In today’s software development environment it is typical to find that fifty percent or more of the lines of code originate from an outside source, typically Open Source, but also from commercial sources. This leads immediately to the question “What’s in My Code?”, a question that can be difficult and time-consuming to answer. Palamida products and services answer that question.
Our special-purpose search engine scans code, comparing it with billions of source code fingerprints and exact file matches to establish the origin and version of externally written code elements. Once known, Palamida’s extensive database will return information about license, vulnerabilities and cryptography as well as establishing a permanent record of usage. With this knowledge, organizations can reduce their risk of intellectual property infringement, security vulnerabilities and export control issues. Our proven request and authorization workflow allows developers to gain approval prior to usage, and records the details of planned usage.

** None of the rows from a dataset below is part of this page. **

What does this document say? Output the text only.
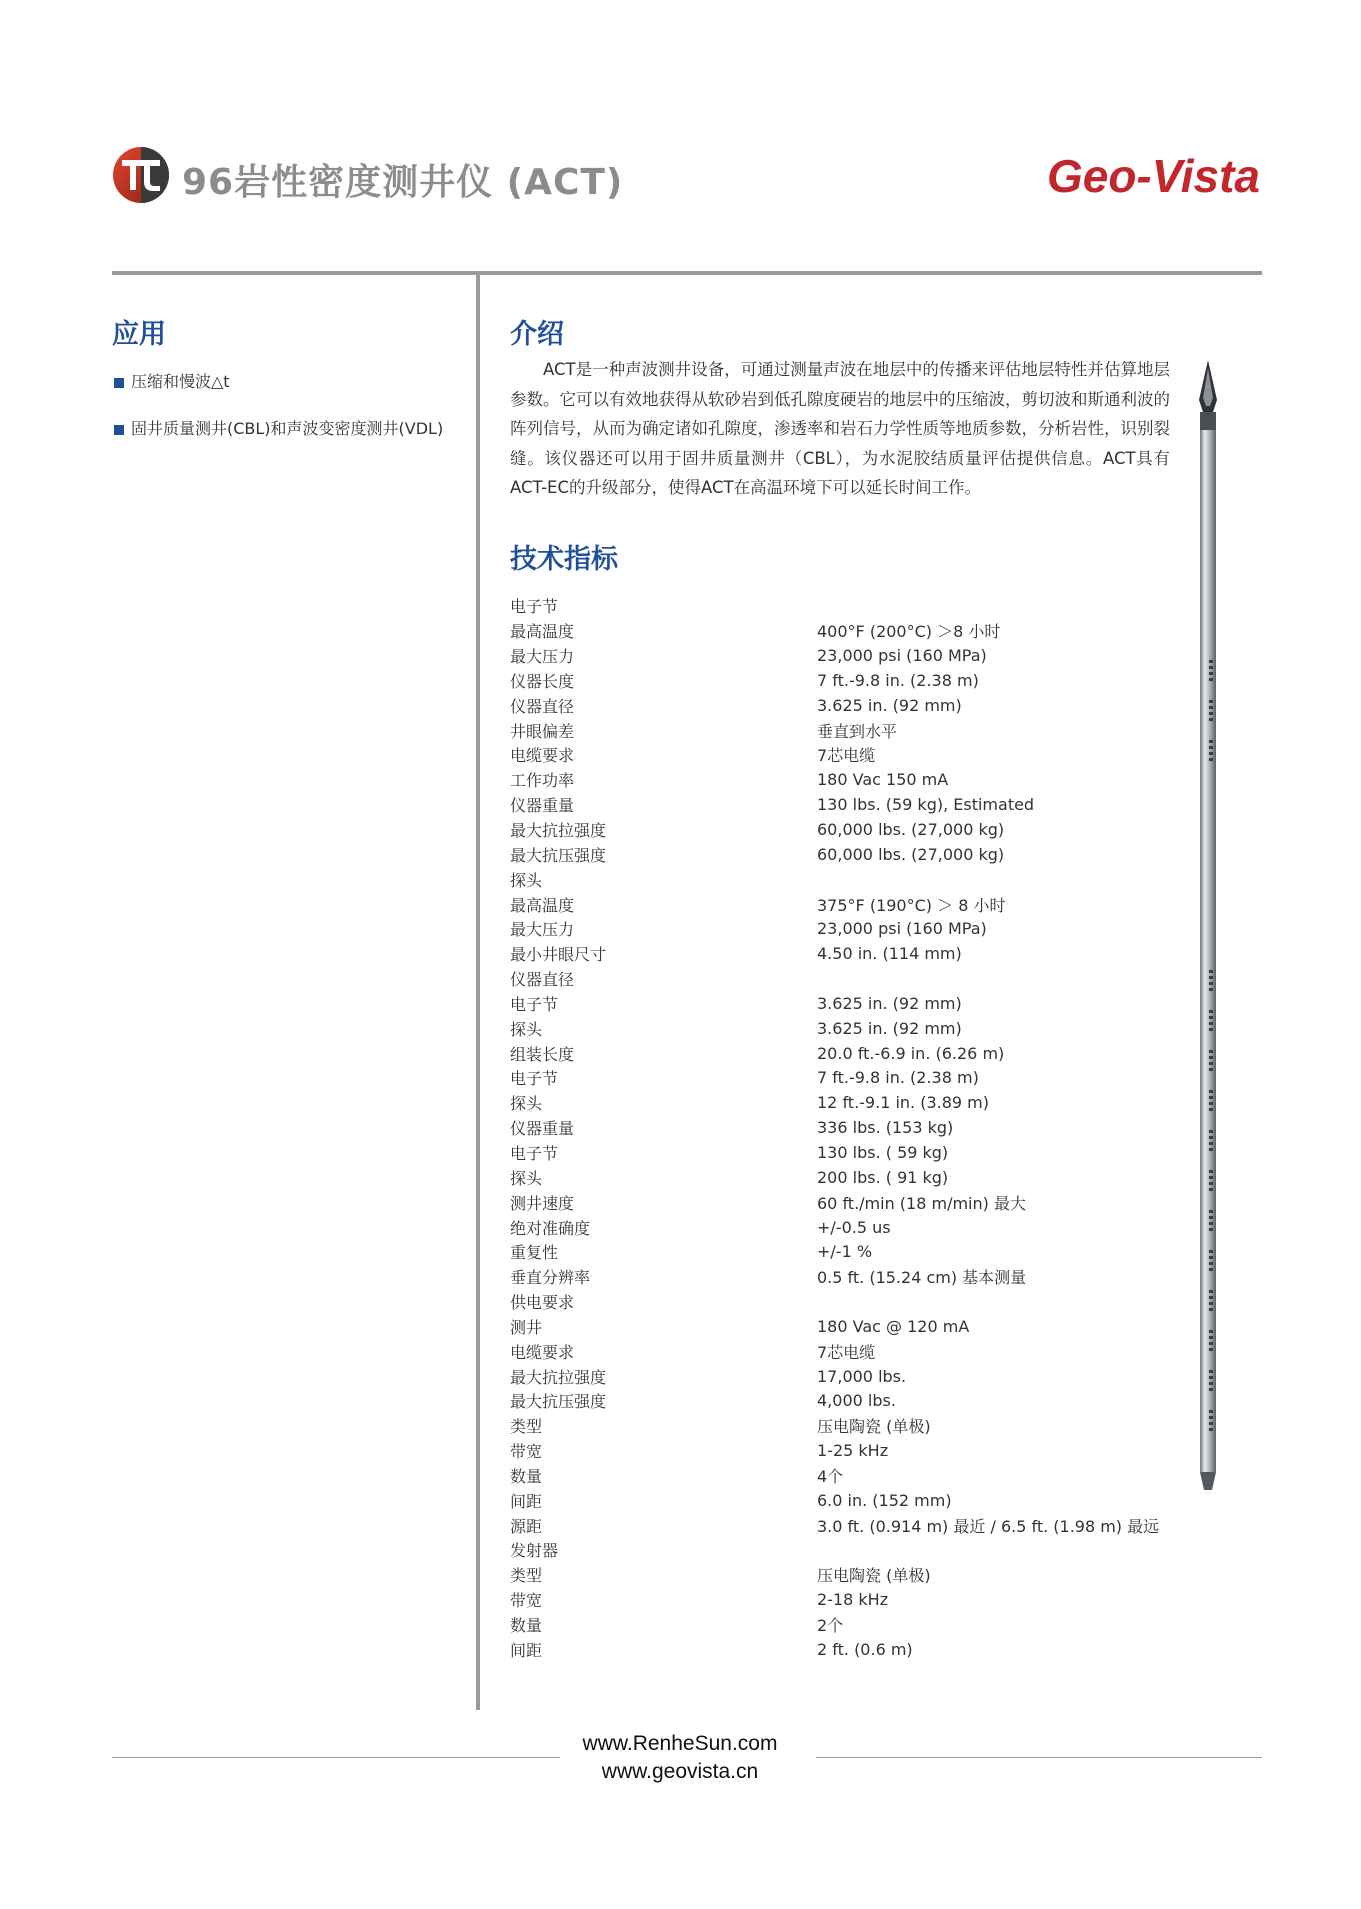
96岩性密度测井仪 (ACT)	Geo-Vista
应用
压缩和慢波△t
固井质量测井(CBL)和声波变密度测井(VDL)
介绍

ACT是一种声波测井设备，可通过测量声波在地层中的传播来评估地层特性并估算地层参数。它可以有效地获得从软砂岩到低孔隙度硬岩的地层中的压缩波，剪切波和斯通利波的阵列信号，从而为确定诸如孔隙度，渗透率和岩石力学性质等地质参数，分析岩性，识别裂缝。该仪器还可以用于固井质量测井（CBL），为水泥胶结质量评估提供信息。ACT具有ACT-EC的升级部分，使得ACT在高温环境下可以延长时间工作。

技术指标
电子节	
最高温度	400°F (200°C) ＞8 小时
最大压力	23,000 psi (160 MPa)
仪器长度	7 ft.-9.8 in. (2.38 m)
仪器直径	3.625 in. (92 mm)
井眼偏差	垂直到水平
电缆要求	7芯电缆
工作功率	180 Vac 150 mA
仪器重量	130 lbs. (59 kg), Estimated
最大抗拉强度	60,000 lbs. (27,000 kg)
最大抗压强度	60,000 lbs. (27,000 kg)
探头	
最高温度	375°F (190°C) ＞ 8 小时
最大压力	23,000 psi (160 MPa)
最小井眼尺寸	4.50 in. (114 mm)
仪器直径	
电子节	3.625 in. (92 mm)
探头	3.625 in. (92 mm)
组装长度	20.0 ft.-6.9 in. (6.26 m)
电子节	7 ft.-9.8 in. (2.38 m)
探头	12 ft.-9.1 in. (3.89 m)
仪器重量	336 lbs. (153 kg)
电子节	130 lbs. ( 59 kg)
探头	200 lbs. ( 91 kg)
测井速度	60 ft./min (18 m/min) 最大
绝对准确度	+/-0.5 us
重复性	+/-1 %
垂直分辨率	0.5 ft. (15.24 cm) 基本测量
供电要求	
测井	180 Vac @ 120 mA
电缆要求	7芯电缆
最大抗拉强度	17,000 lbs.
最大抗压强度	4,000 lbs.
类型	压电陶瓷 (单极)
带宽	1-25 kHz
数量	4个
间距	6.0 in. (152 mm)
源距	3.0 ft. (0.914 m) 最近 / 6.5 ft. (1.98 m) 最远
发射器	
类型	压电陶瓷 (单极)
带宽	2-18 kHz
数量	2个
间距	2 ft. (0.6 m)
www.RenheSun.com
www.geovista.cn
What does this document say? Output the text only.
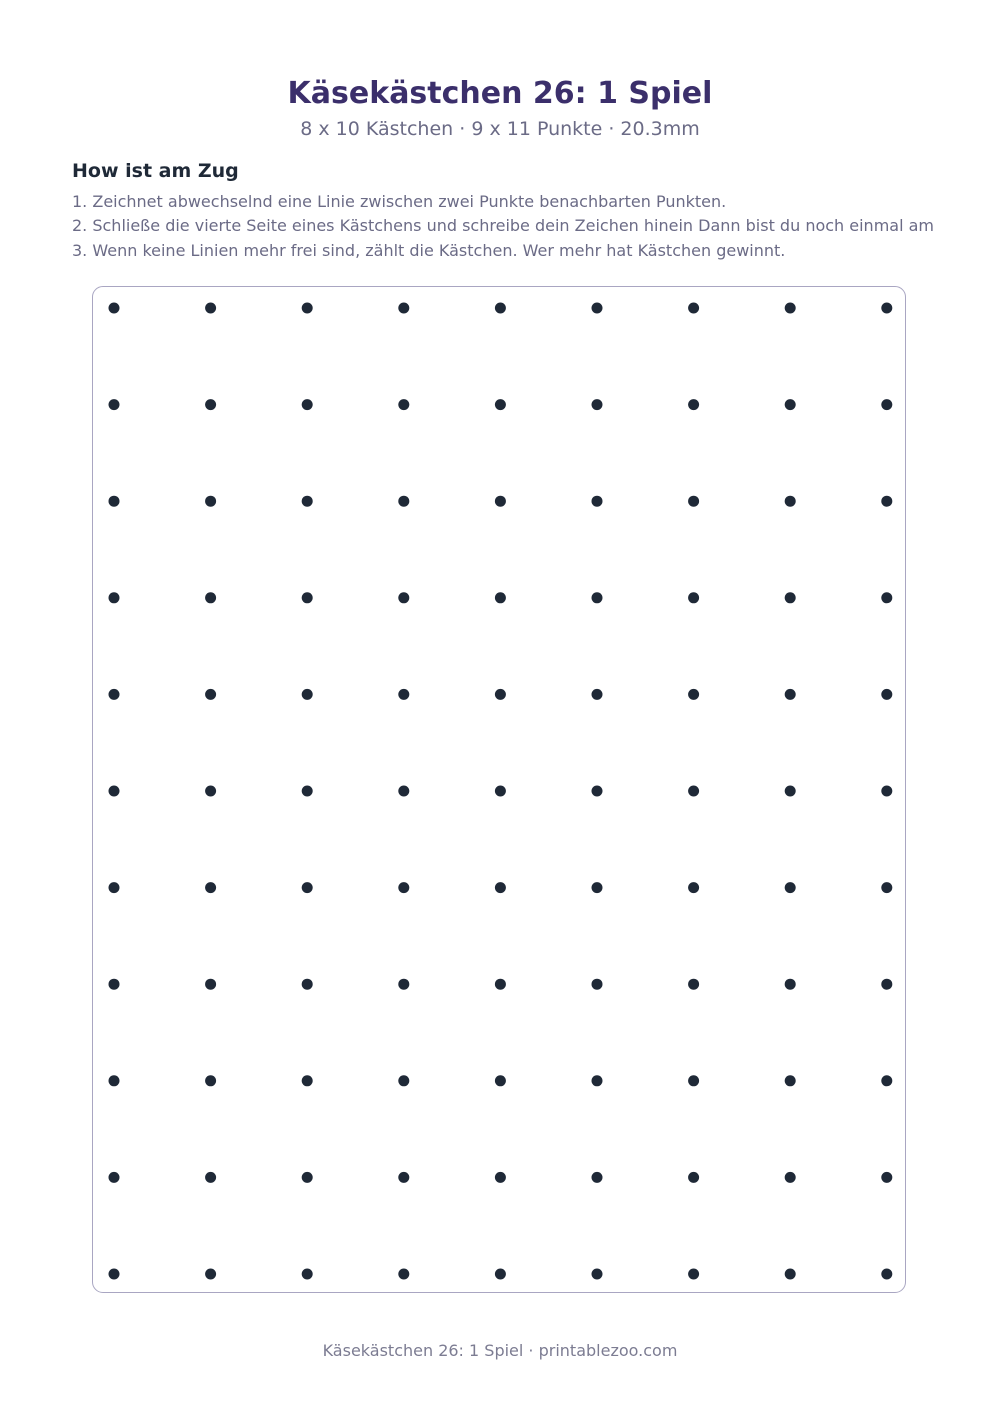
Käsekästchen 26: 1 Spiel
8 x 10 Kästchen · 9 x 11 Punkte · 20.3mm
How ist am Zug
1. Zeichnet abwechselnd eine Linie zwischen zwei Punkte benachbarten Punkten.
2. Schließe die vierte Seite eines Kästchens und schreibe dein Zeichen hinein Dann bist du noch einmal am
3. Wenn keine Linien mehr frei sind, zählt die Kästchen. Wer mehr hat Kästchen gewinnt.
Käsekästchen 26: 1 Spiel · printablezoo.com
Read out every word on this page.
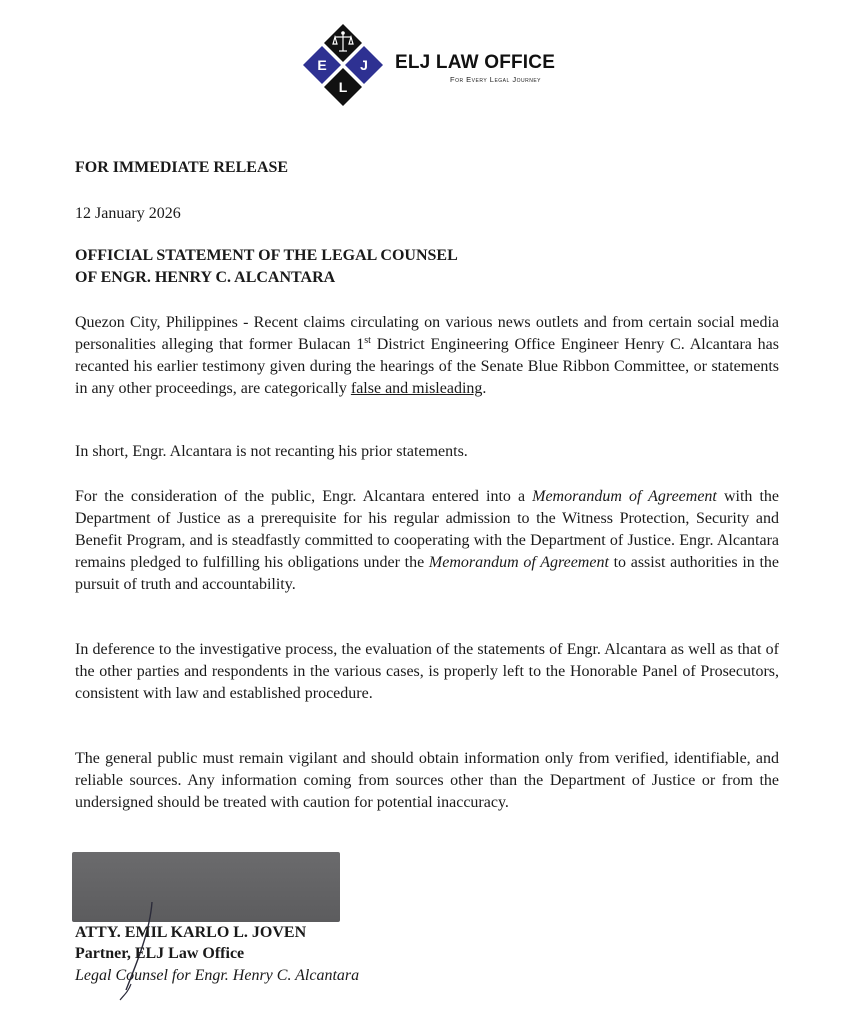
E J
L
ELJ LAW OFFICE
For Every Legal Journey
FOR IMMEDIATE RELEASE
12 January 2026
OFFICIAL STATEMENT OF THE LEGAL COUNSEL
OF ENGR. HENRY C. ALCANTARA
Quezon City, Philippines - Recent claims circulating on various news outlets and from certain social media personalities alleging that former Bulacan 1st District Engineering Office Engineer Henry C. Alcantara has recanted his earlier testimony given during the hearings of the Senate Blue Ribbon Committee, or statements in any other proceedings, are categorically false and misleading.
In short, Engr. Alcantara is not recanting his prior statements.
For the consideration of the public, Engr. Alcantara entered into a Memorandum of Agreement with the Department of Justice as a prerequisite for his regular admission to the Witness Protection, Security and Benefit Program, and is steadfastly committed to cooperating with the Department of Justice. Engr. Alcantara remains pledged to fulfilling his obligations under the Memorandum of Agreement to assist authorities in the pursuit of truth and accountability.
In deference to the investigative process, the evaluation of the statements of Engr. Alcantara as well as that of the other parties and respondents in the various cases, is properly left to the Honorable Panel of Prosecutors, consistent with law and established procedure.
The general public must remain vigilant and should obtain information only from verified, identifiable, and reliable sources. Any information coming from sources other than the Department of Justice or from the undersigned should be treated with caution for potential inaccuracy.
ATTY. EMIL KARLO L. JOVEN
Partner, ELJ Law Office
Legal Counsel for Engr. Henry C. Alcantara
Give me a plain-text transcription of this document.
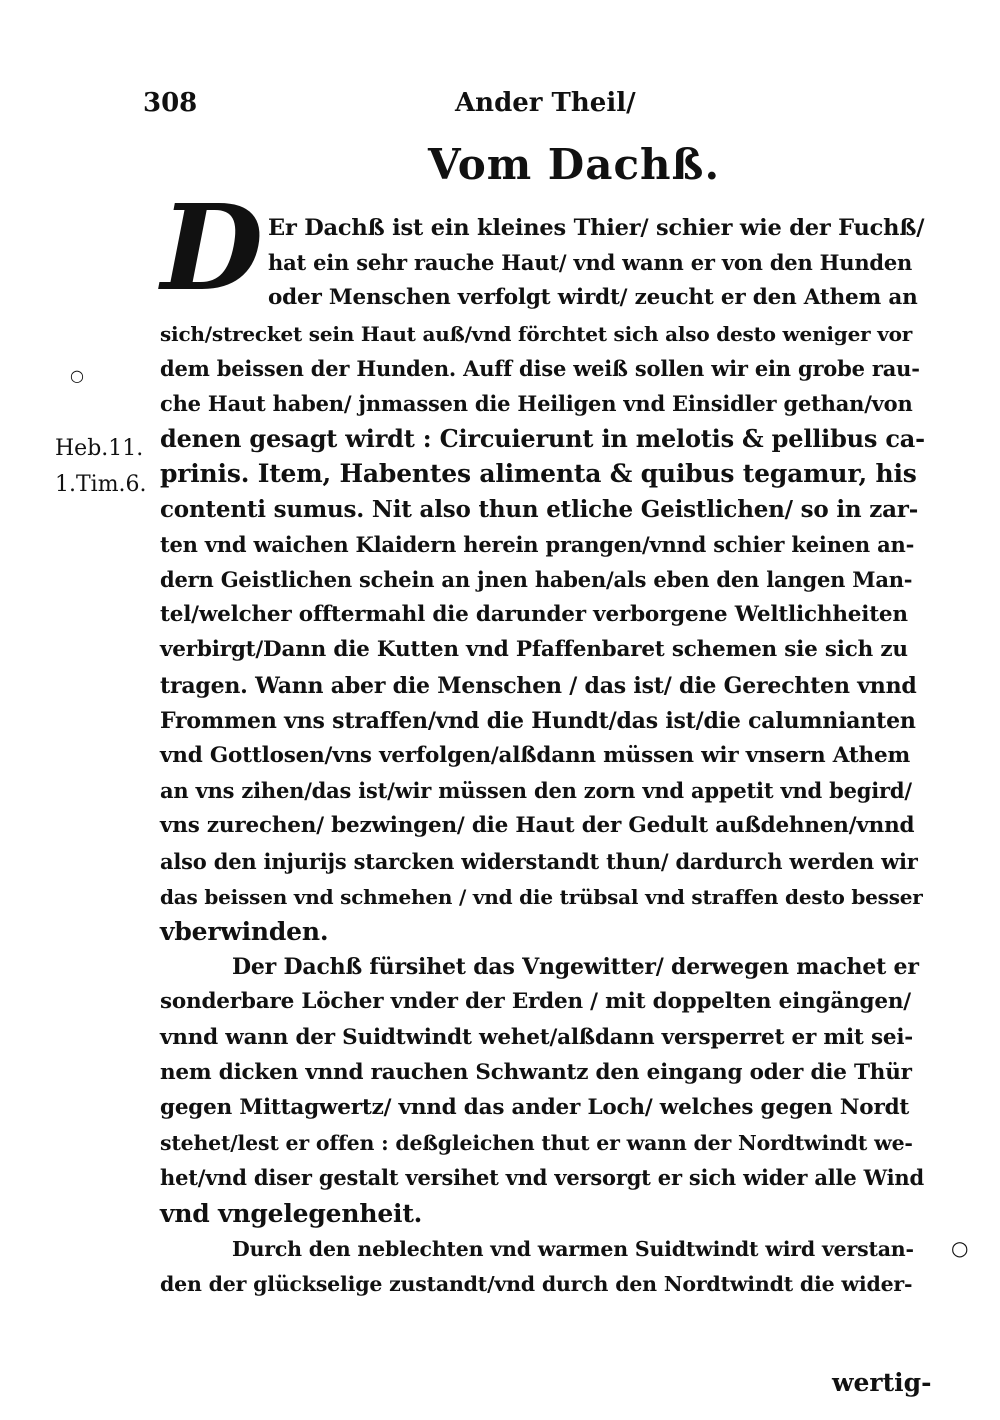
308	Ander Theil/
Vom Dachß.
D
Heb.11.
1.Tim.6.
○
○
Er Dachß ist ein kleines Thier/ schier wie der Fuchß/
hat ein sehr rauche Haut/ vnd wann er von den Hunden
oder Menschen verfolgt wirdt/ zeucht er den Athem an
sich/strecket sein Haut auß/vnd förchtet sich also desto weniger vor
dem beissen der Hunden. Auff dise weiß sollen wir ein grobe rau-
che Haut haben/ jnmassen die Heiligen vnd Einsidler gethan/von
denen gesagt wirdt : Circuierunt in melotis & pellibus ca-
prinis. Item, Habentes alimenta & quibus tegamur, his
contenti sumus. Nit also thun etliche Geistlichen/ so in zar-
ten vnd waichen Klaidern herein prangen/vnnd schier keinen an-
dern Geistlichen schein an jnen haben/als eben den langen Man-
tel/welcher offtermahl die darunder verborgene Weltlichheiten
verbirgt/Dann die Kutten vnd Pfaffenbaret schemen sie sich zu
tragen. Wann aber die Menschen / das ist/ die Gerechten vnnd
Frommen vns straffen/vnd die Hundt/das ist/die calumnianten
vnd Gottlosen/vns verfolgen/alßdann müssen wir vnsern Athem
an vns zihen/das ist/wir müssen den zorn vnd appetit vnd begird/
vns zurechen/ bezwingen/ die Haut der Gedult außdehnen/vnnd
also den injurijs starcken widerstandt thun/ dardurch werden wir
das beissen vnd schmehen / vnd die trübsal vnd straffen desto besser
vberwinden.
Der Dachß fürsihet das Vngewitter/ derwegen machet er
sonderbare Löcher vnder der Erden / mit doppelten eingängen/
vnnd wann der Suidtwindt wehet/alßdann versperret er mit sei-
nem dicken vnnd rauchen Schwantz den eingang oder die Thür
gegen Mittagwertz/ vnnd das ander Loch/ welches gegen Nordt
stehet/lest er offen : deßgleichen thut er wann der Nordtwindt we-
het/vnd diser gestalt versihet vnd versorgt er sich wider alle Wind
vnd vngelegenheit.
Durch den neblechten vnd warmen Suidtwindt wird verstan-
den der glückselige zustandt/vnd durch den Nordtwindt die wider-
wertig-
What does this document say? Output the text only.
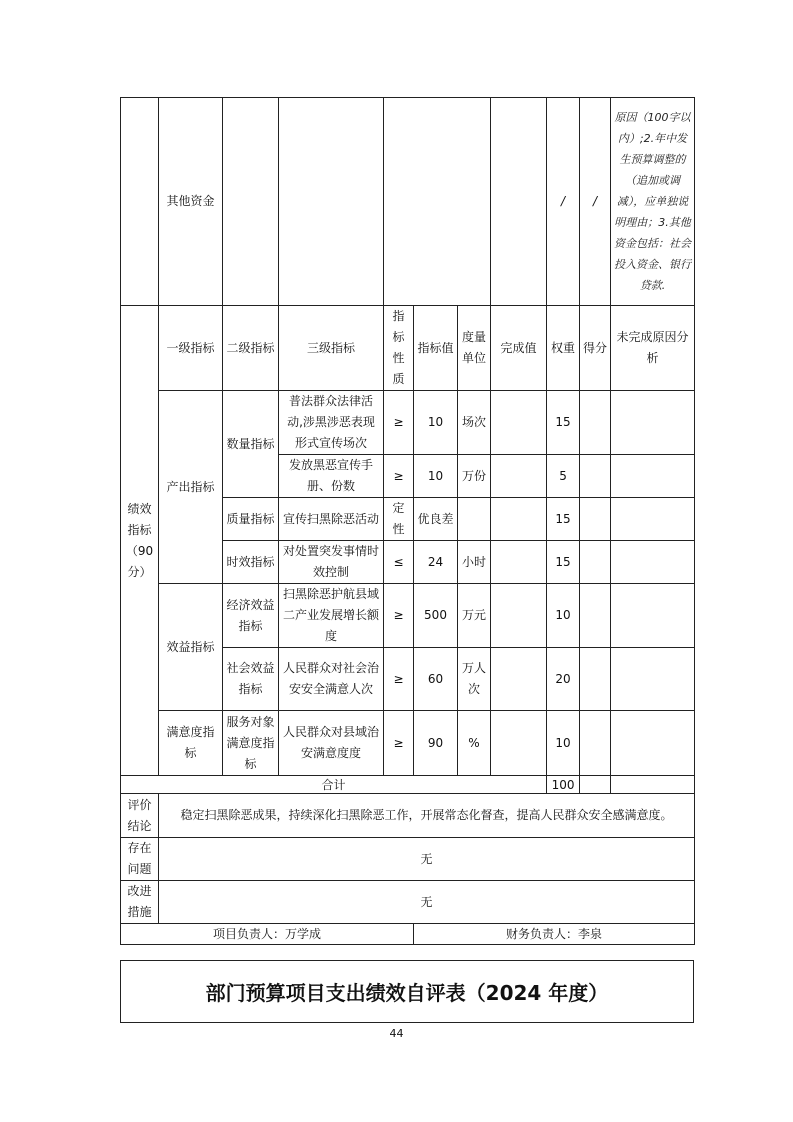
	其他资金							/	/	原因（100字以内）;2.年中发生预算调整的（追加或调减），应单独说明理由；3.其他资金包括：社会投入资金、银行贷款.
绩效指标（90分）	一级指标	二级指标	三级指标	指标性质	指标值	度量单位	完成值	权重	得分	未完成原因分析
	产出指标	数量指标	普法群众法律活动,涉黑涉恶表现形式宣传场次	≥	10	场次		15		
			发放黑恶宣传手册、份数	≥	10	万份		5		
		质量指标	宣传扫黑除恶活动	定性	优良差			15		
		时效指标	对处置突发事情时效控制	≤	24	小时		15		
	效益指标	经济效益指标	扫黑除恶护航县域二产业发展增长额度	≥	500	万元		10		
		社会效益指标	人民群众对社会治安安全满意人次	≥	60	万人次		20		
	满意度指标	服务对象满意度指标	人民群众对县域治安满意度度	≥	90	%		10		
合计								100		
评价结论	稳定扫黑除恶成果，持续深化扫黑除恶工作，开展常态化督查，提高人民群众安全感满意度。									
存在问题	无									
改进措施	无									
项目负责人：万学成					财务负责人：李泉					
部门预算项目支出绩效自评表（2024 年度）
44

Enterprise Edition – Enterprise Edition contains the full set of scanning and analysis features as well as request and authorization workflow. It is ideally suited for an organization desiring to establish an end-to-end solution for managing Open Source and other third party code in their development projects. With a library of over five million open source components, and over 2.1M automated detection rules, code scanning with Enterprise Edition is comprehensive and increasingly automated. The integration of request and authorization workflow with scanning allows organizations to implement a full cycle solution starting with the request to use, followed by scanning and reconciliation of actual and requested contents.
Palamida Standard Edition – Standard Edition contains the scanning and analysis features, without the request and authorization workflow. It is designed for organizations who need to focus first on analysis of code content, perhaps as a result of an immediate requirement for disclosures (Third Party Notices). Standard Edition has all of the scanning and analysis features of Enterprise Edition, and can run on a single laptop for small organizations or on a higher capacity server for expanded capacity. It can be upgraded to Enterprise Edition easily at any time.
Palamida Governance Edition – Governance Edition contains the request and approval workflow features, and does not contain the scanning and analysis features. This edition is designed for organizations who wish to start their compliance program with a focus on developer disclosure instead of scanning. This approach minimizes the requirements for staffing an analysis function, yet allows organizations to generate disclosures (Third Party Notices) based on developer disclosures. Governance Edition can be upgraded to Enterprise Edition easily at any time.